Time to Feed Your Succulents
Fertilize succulents when they’re emerging from dormancy and beginning their annual growth spurt, which for most is spring. A light feeding of manure tea, diluted fish emulsion, or a balanced fertilizer will help them grow lush and lovely. See my video.
What do I use?
For container-grown succulents, one Moo Poo tea bag per three gallons of water, steeped overnight.
Yes. Otherwise known as Authentic Haven Brand Soil Conditioner, Premium Manure Tea. (Btw, I’m not getting paid to endorse it.)
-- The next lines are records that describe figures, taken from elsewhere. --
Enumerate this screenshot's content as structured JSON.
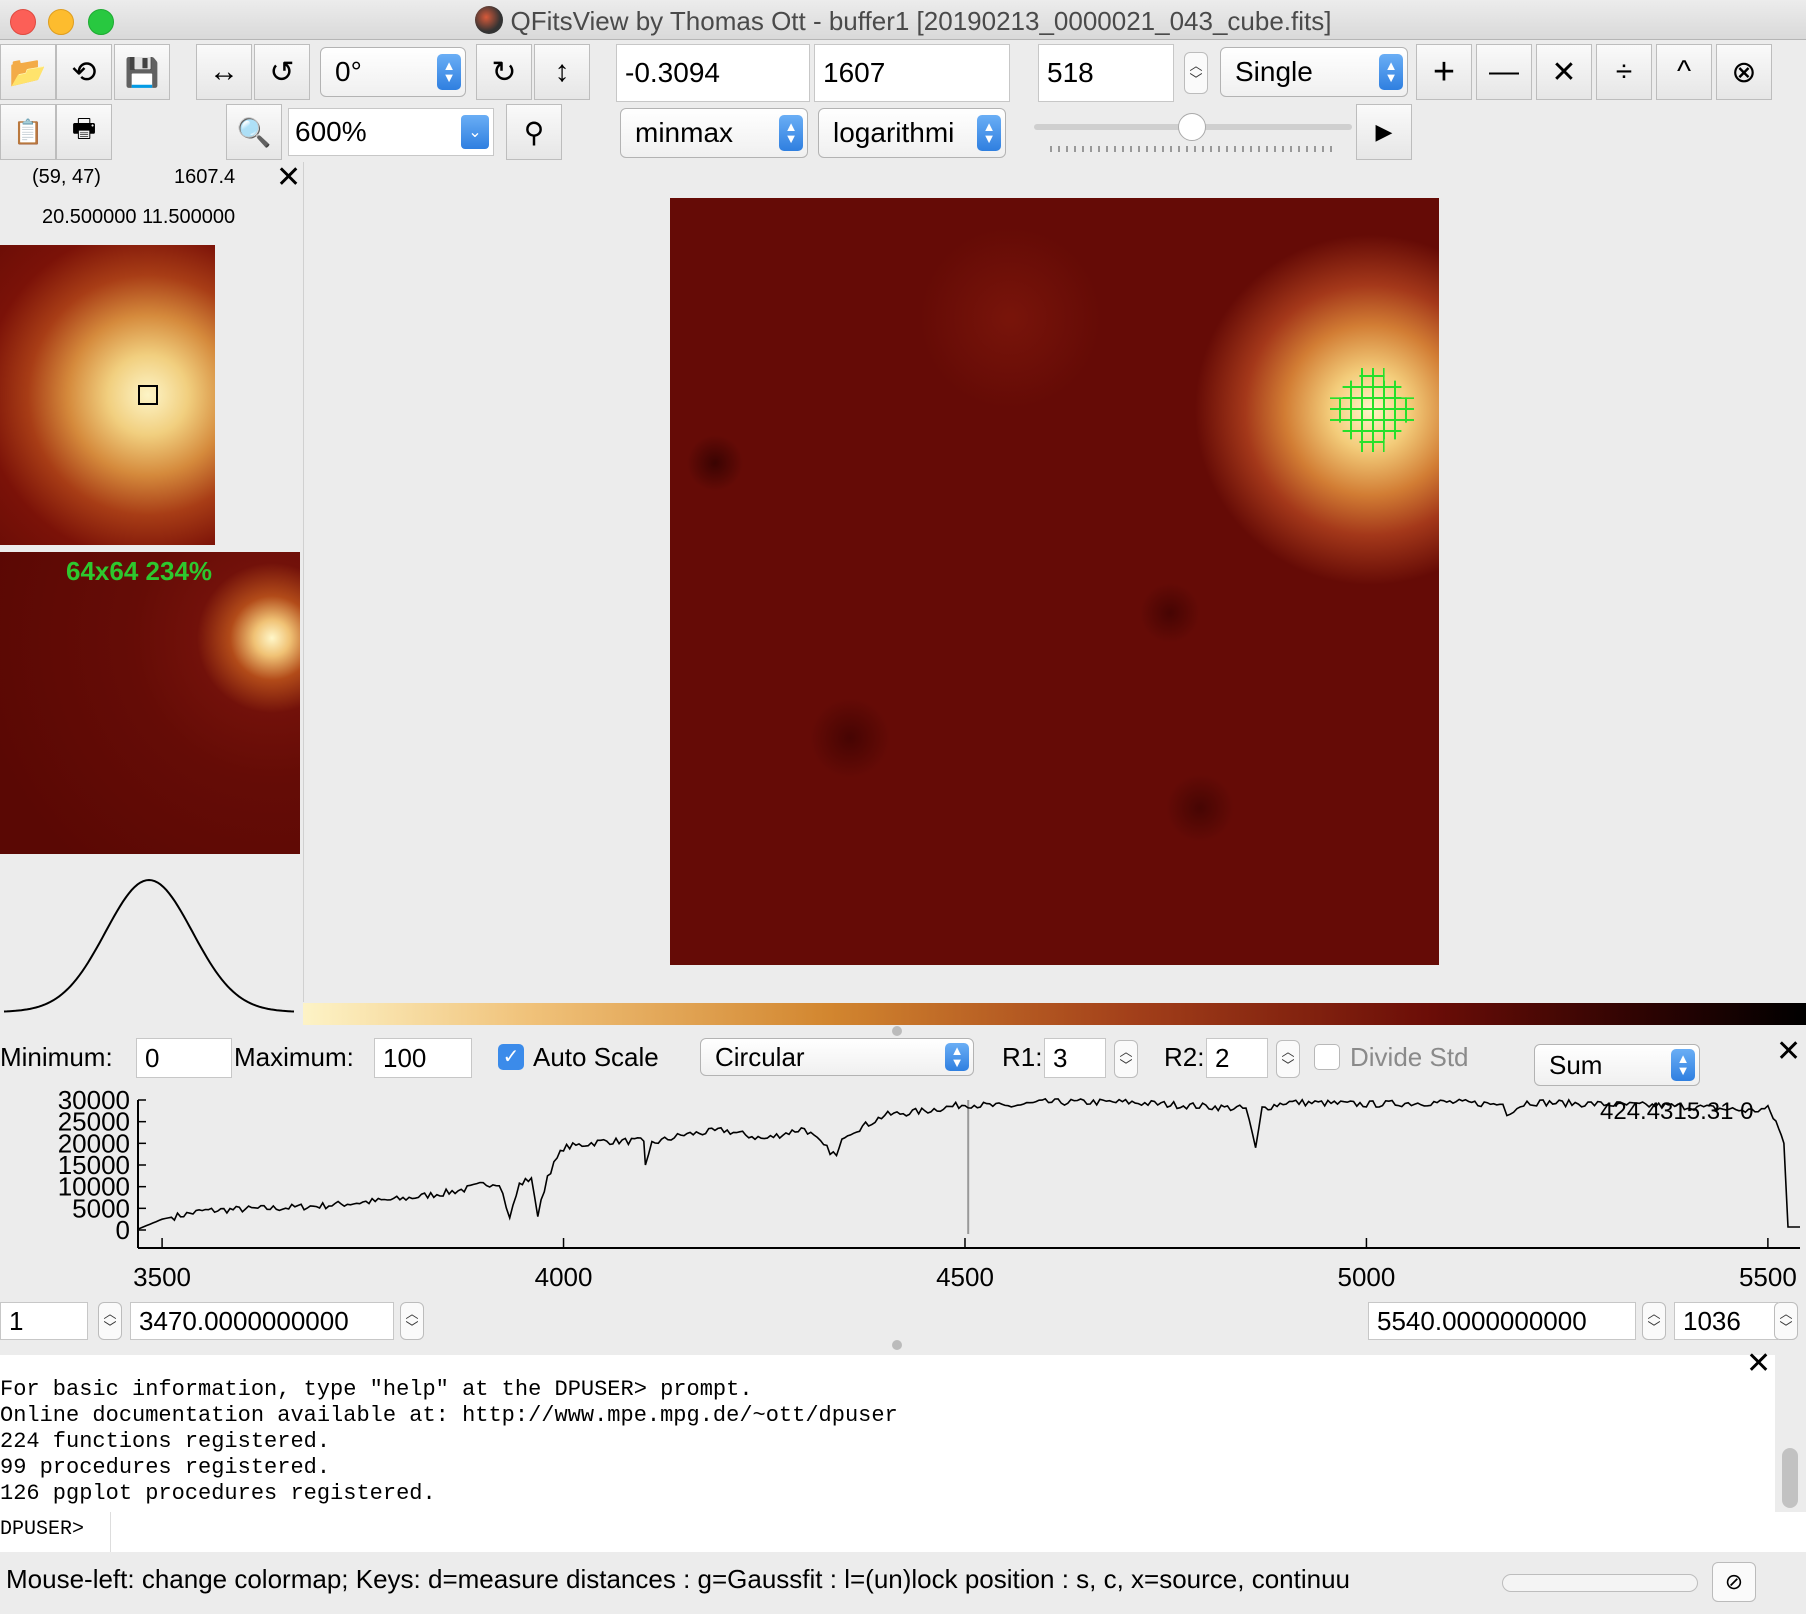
{
  "window": {
    "title": "QFitsView by Thomas Ott - buffer1 [20190213_0000021_043_cube.fits]"
  },
  "toolbar": {
    "rotation": "0°",
    "value_field": "-0.3094",
    "count_field": "1607",
    "frame_field": "518",
    "mode_select": "Single",
    "zoom": "600%",
    "scale_method": "minmax",
    "scale_type": "logarithmi",
    "ops": [
      "+",
      "—",
      "✕",
      "÷",
      "^",
      "⊗"
    ]
  },
  "info": {
    "cursor": "(59, 47)",
    "value": "1607.4",
    "world_coords": "20.500000 11.500000",
    "overview_label": "64x64  234%"
  },
  "spectrum_controls": {
    "min_label": "Minimum:",
    "min_value": "0",
    "max_label": "Maximum:",
    "max_value": "100",
    "auto_scale_label": "Auto Scale",
    "auto_scale_checked": true,
    "aperture": "Circular",
    "r1_label": "R1:",
    "r1": "3",
    "r2_label": "R2:",
    "r2": "2",
    "divide_std_label": "Divide Std",
    "combine": "Sum"
  },
  "chart_data": {
    "type": "line",
    "title": "",
    "xlabel": "",
    "ylabel": "",
    "xlim": [
      3470,
      5540
    ],
    "ylim": [
      0,
      30000
    ],
    "xticks": [
      "3500",
      "4000",
      "4500",
      "5000",
      "5500"
    ],
    "yticks": [
      "30000",
      "25000",
      "20000",
      "15000",
      "10000",
      "5000",
      "0"
    ],
    "marker_x": 4504,
    "readout": "424.4315.31 0",
    "series": [
      {
        "x": [
          3470,
          3500,
          3550,
          3600,
          3650,
          3700,
          3750,
          3800,
          3850,
          3880,
          3900,
          3920,
          3933,
          3945,
          3960,
          3968,
          3980,
          4000,
          4050,
          4100,
          4102,
          4110,
          4150,
          4200,
          4250,
          4300,
          4320,
          4340,
          4350,
          4380,
          4400,
          4450,
          4500,
          4550,
          4600,
          4700,
          4800,
          4850,
          4862,
          4870,
          4900,
          5000,
          5100,
          5170,
          5175,
          5200,
          5300,
          5400,
          5480,
          5500,
          5510,
          5520,
          5525,
          5540
        ],
        "y": [
          200,
          2500,
          4400,
          4800,
          5100,
          5600,
          6400,
          7200,
          8500,
          9500,
          10500,
          11000,
          2800,
          10500,
          12000,
          3300,
          12500,
          19000,
          20500,
          20500,
          15000,
          20000,
          22000,
          23000,
          21000,
          23500,
          20000,
          17000,
          22000,
          24500,
          26500,
          27500,
          29000,
          28500,
          29500,
          29500,
          28500,
          28000,
          19000,
          28000,
          29500,
          29000,
          29500,
          29000,
          27000,
          29500,
          29000,
          28500,
          27500,
          28000,
          25000,
          20000,
          700,
          700
        ]
      }
    ],
    "xrange_start": "3470.0000000000",
    "xrange_end": "5540.0000000000",
    "channel_start": "1",
    "channel_end": "1036"
  },
  "profile_chart": {
    "peak_center": 0.5,
    "width": 0.15
  },
  "console": {
    "lines": [
      "For basic information, type \"help\" at the DPUSER> prompt.",
      "Online documentation available at: http://www.mpe.mpg.de/~ott/dpuser",
      "224 functions registered.",
      "99 procedures registered.",
      "126 pgplot procedures registered."
    ],
    "prompt": "DPUSER>"
  },
  "status": {
    "text": "Mouse-left: change colormap; Keys: d=measure distances : g=Gaussfit : l=(un)lock position : s, c, x=source, continuu"
  }
}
What about in-ground succulents?
I apply Ironite before a winter rainstorm (I know, it’s too late) and a balanced granular fertilizer in March.
How to apply?
Water the plants, then pour manure tea until it begins to run out the pot. In the garden, spread granular fertilizer and water it in.
What kind of granular fertilizer?
The brand doesn’t matter, but the ratio of N (nitrogen), P (phosphorous) and K (potassium) should be equal.
Succulents need about half the dose recommended on the package.
Is there an organic alternative?
Apply a topdressing of compost. I like fish emulsion, too, for both pots and in-ground plants (diluted half strength).
Once in spring when daytime temps stay above 60 degrees F. Then again in June.
What if I don’t feed my succulents?
No biggie, but they’ll look and perform better if you do.
Is it OK to fertilize more frequently?
That’s what many growers do. A little bit of fertilizer with every watering promotes rapid growth. However, such plants are considered “soft” (a nursery term) rather than “hard,” meaning tough. It’s a trade-off. I grow my succulents hard to help them endure the vicissitudes of the open garden.
Soils vary from region to region and even within a garden. The best way to know what your soil lacks is to have it tested, but it’s common sense that succulents growing in, say, oak leaf mulch are getting ample nutrients and don’t need fertilizing; those living in pots for years or growing in decomposed granite probably do.